Clown school in Sedan provides an education in laughter
Six weeks after her husband died of lung cancer, retired school nurse Pat McClenahan wasn't sure how she would make it through life without him.
She was looking to find some way to bring laughter and bright colors back to her life.
"My motto for this year, to keep up my spirits, has been 'Life is not about waiting for the storm to pass, but dancing in the rain,'" said McClenahan, of Uniontown. "So I've decided to come to Clown School."
She was among about 20 students, ages 11 to 89, who participated recently in the second annual Emmett Kelly Sr. Memorial Clown School of Performing Arts in Sedan. The small southeast Kansas town is the birthplace of International Clown Hall of Famer Emmett Kelly Sr. and home of the Emmett Kelly Museum.
The school offers classes in a variety of clowning arts, including juggling, makeup and skit production. Instructors are professional working clowns and included Jim Howle, a former Ringling Brothers clown and a member of the International Clown Hall of Fame. Clown school students also had the opportunity to participate in the 2008 Largest Clown Gathering Parade - an attempt to set a Guinness World Record.
"We came close - we had 49," museum board member Ed Henderson said, laughing. "Something like 850 is the record. But we're trying."
Despite a lower-than-hoped-for enrollment, student clowns and instructors wore big smiles on their faces and big shoes on their feet.

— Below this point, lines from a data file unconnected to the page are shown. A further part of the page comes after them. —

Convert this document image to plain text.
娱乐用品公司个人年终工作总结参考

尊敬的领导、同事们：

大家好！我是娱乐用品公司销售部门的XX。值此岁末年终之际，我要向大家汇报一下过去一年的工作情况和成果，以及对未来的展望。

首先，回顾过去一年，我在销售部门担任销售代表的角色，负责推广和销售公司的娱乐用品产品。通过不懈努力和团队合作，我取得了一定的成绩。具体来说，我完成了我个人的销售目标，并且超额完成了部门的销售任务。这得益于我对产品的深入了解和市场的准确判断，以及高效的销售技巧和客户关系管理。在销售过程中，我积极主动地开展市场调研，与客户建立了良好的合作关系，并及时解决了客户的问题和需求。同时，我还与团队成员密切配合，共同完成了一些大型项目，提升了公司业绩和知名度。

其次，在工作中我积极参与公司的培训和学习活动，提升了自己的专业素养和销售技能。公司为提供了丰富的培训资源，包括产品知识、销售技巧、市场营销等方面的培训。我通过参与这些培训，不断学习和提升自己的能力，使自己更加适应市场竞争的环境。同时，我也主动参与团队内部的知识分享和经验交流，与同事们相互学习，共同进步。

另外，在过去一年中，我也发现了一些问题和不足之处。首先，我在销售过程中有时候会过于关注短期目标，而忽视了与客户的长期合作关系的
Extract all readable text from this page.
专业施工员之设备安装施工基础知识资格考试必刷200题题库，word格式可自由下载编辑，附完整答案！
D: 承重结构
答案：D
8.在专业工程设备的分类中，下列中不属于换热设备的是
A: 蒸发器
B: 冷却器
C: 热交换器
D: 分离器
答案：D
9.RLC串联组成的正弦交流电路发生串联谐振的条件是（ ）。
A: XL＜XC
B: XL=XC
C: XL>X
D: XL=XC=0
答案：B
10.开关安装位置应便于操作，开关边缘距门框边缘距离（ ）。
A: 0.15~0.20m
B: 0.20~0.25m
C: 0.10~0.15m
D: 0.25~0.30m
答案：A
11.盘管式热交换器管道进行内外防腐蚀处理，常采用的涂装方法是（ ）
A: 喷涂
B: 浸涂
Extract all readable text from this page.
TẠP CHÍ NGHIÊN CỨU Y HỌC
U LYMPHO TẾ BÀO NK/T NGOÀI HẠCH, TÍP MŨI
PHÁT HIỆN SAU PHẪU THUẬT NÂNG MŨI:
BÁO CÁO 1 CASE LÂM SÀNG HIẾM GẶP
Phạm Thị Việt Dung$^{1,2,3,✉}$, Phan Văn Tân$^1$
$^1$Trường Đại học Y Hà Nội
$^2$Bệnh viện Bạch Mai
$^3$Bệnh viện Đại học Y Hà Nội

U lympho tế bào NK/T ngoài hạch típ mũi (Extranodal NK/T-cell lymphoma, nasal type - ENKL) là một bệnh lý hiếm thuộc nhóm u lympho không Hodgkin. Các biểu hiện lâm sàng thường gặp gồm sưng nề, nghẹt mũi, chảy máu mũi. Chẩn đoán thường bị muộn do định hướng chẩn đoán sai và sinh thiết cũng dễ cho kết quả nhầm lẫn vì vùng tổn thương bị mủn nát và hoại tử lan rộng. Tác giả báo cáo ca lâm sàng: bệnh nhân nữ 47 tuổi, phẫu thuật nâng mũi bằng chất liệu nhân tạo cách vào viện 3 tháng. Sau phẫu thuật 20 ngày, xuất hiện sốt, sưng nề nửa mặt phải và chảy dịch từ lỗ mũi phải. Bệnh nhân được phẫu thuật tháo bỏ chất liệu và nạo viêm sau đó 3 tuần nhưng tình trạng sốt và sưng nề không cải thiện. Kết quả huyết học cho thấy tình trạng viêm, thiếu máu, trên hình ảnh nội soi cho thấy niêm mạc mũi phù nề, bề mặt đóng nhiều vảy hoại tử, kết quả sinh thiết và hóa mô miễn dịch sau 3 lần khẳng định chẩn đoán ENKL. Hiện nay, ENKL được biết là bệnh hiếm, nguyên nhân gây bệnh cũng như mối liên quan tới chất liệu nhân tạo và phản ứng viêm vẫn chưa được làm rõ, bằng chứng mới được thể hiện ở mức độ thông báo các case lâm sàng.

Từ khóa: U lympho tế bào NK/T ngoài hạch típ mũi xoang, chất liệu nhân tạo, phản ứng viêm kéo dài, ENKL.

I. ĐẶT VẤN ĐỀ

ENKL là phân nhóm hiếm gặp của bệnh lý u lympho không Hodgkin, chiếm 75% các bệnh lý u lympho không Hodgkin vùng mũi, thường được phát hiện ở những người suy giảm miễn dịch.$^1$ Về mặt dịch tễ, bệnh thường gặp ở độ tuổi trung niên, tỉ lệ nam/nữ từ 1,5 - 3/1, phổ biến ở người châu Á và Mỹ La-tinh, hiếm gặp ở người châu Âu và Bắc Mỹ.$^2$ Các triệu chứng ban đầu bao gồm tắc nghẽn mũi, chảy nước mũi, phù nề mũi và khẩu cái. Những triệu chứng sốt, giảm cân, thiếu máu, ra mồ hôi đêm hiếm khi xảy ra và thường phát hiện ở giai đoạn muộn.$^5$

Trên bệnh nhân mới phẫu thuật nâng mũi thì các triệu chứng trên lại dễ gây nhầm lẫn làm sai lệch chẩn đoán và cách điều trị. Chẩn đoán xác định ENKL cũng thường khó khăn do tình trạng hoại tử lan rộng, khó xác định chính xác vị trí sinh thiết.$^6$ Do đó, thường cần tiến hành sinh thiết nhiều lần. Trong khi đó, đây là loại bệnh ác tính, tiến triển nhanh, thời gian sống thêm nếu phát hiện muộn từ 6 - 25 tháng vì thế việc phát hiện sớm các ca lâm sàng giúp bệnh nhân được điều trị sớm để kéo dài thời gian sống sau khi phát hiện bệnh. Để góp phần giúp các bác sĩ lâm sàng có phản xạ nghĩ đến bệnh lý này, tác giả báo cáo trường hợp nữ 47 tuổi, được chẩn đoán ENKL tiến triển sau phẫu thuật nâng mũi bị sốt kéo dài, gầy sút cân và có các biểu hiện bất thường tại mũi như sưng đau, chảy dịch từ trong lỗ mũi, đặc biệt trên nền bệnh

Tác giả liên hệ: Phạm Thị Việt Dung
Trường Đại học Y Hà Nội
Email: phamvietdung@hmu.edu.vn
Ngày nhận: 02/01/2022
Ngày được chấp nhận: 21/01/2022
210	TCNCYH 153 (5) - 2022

In Room 2 at the Sedan High School, instructor Bruce "Boo Boo" Long, Bartlesville, Okla., offers tips on entertaining at birthday parties.
He's wearing a costume of red, yellow and blue with white-face makeup and a red nose. Before inflating a balloon, he stretches it taut. He releases one end, and it snaps back at his hand. "Aaah-haha! That hurt," exclaims Boo Boo.
His infectious laugh resembles both a panicked scream and a shrill giggle. He shows class members how to block a door with clown shoes so that when you open the door toward you, it looks as if it whacks your head. "Aaah-haha!"
"There's no such thing as a natural clown," Long admits. "You have to work at it."
The culmination of clown school is a Saturday parade. It's hard to tell instructors from students. Everyone is wearing costumes and makeup. A calliope wagon starts up its music and leads the clowns into downtown Sedan. Jon Pult, New Orleans, plays a ukulele for the crowd and approaches horses in the parade asking, "Why the long face?"
Instructor Howle - in character as "Hobo Jim" - carries a small rug and broom. When he spots trash, he throws his rug down and sweeps the litter underneath. Then he picks up his rug and walks away.
Since graduating from clown school, Susan Gregg and Denise VH Simmons, both of Arkansas City, have experienced the joy of providing laughter to others as well as delighting in their own clown characters. As part of an International Clown Week event on Saturday, Gregg, as "Birdie the Clown" will join the Wichita Ringleaders Clown Club and perform at a Wichita senior center.
Simmons, 82, a Kansas University alum, wore her makeup and costume to the Presbyterian Manor in Arkansas City to visit her mother. She ended up sitting with several other older residents.
"How thrilled they were to have that smiling, happy clown come in," Simmons said.